Amazon loves to talk about its Web Services because it positions the company as a bold innovator bringing cloud computing to the unwashed masses and other companies still stuck in the land of legacy data centers. But it is coy when it comes to details about the actual business behind Amazon Web Services, which includes its S3 storage service, EC2 compute cloud, and SimpleDB online database.
During its fourth-quarter earnings call, Amazon offered up the tidbit that Amazon Web Services (AWS) now uses up more bandwidth than Amazon.com proper, but not much else. You could infer, however, that the business is not yet very large, accounting for less than $131 million of Amazon’s $5.7 billion in revenues that quarter. The revenues may be small, but they are no doubt growing very quickly.
So who are using these services? A high-ranking Amazon executive told me there are 60,000 different customers across the various Amazon Web Services, and most of them are not the startups that are normally associated with on-demand computing. Rather the biggest customers in both number and amount of computing resources consumed are divisions of banks, pharmaceuticals companies and other large corporations who try AWS once for a temporary project, and then get hooked.

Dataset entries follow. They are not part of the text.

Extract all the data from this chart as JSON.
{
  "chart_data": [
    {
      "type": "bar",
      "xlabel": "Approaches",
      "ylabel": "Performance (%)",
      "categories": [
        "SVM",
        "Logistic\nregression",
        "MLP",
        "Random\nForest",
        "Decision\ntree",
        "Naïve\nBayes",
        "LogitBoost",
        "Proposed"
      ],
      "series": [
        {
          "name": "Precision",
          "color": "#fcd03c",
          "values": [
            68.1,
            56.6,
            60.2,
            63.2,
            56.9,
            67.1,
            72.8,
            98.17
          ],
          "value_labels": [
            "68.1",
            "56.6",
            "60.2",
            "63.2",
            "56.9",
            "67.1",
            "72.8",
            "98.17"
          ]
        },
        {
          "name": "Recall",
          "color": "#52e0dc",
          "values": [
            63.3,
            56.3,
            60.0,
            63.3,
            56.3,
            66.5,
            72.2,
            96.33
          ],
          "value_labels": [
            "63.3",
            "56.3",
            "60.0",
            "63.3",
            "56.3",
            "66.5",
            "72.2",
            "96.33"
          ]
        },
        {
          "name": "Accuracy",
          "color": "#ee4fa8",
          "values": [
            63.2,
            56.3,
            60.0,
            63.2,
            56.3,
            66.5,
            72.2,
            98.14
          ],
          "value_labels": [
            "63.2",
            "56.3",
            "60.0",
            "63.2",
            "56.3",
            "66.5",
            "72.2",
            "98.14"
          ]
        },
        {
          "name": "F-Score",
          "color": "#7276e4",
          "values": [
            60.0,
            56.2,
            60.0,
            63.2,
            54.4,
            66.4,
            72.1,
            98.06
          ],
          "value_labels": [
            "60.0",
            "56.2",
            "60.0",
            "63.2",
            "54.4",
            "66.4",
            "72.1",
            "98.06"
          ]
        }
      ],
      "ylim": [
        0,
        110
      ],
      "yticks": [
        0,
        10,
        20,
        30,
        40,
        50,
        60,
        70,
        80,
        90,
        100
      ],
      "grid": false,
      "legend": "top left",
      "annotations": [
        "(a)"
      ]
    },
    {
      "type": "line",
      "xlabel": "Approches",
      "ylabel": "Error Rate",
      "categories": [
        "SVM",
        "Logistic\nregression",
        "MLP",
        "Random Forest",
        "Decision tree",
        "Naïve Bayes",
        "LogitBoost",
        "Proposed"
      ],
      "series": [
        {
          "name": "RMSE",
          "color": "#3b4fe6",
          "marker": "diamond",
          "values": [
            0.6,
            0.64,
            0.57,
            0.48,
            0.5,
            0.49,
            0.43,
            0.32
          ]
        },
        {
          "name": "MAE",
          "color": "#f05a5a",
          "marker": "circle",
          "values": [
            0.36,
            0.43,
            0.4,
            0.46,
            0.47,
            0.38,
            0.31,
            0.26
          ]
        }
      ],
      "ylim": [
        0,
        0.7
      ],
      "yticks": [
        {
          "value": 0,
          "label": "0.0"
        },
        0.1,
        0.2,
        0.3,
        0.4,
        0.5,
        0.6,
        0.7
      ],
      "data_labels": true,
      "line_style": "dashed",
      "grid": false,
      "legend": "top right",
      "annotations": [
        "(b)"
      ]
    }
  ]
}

That surprised me. These are the types of customers you wouldn’t expect to see running their data through a hosted service. But apparently the cost advantage of paying by the drink versus buying new hardware and staffing up to do a random data run is convincing them to trust more of their data with Amazon. It goes without saying that these are the types of companies who demand the highest security for their data. Banks and drug companies. And they have a lot of data to crunch.
You just hear more about the startups because many are increasingly putting their entire businesses on Amazon, and the economics of cloud computing really levels the playing field for them. They also tend to be more open about their data practices. But cloud computing is already going much deeper than the startup world, and gaining adherents in big IT organizations.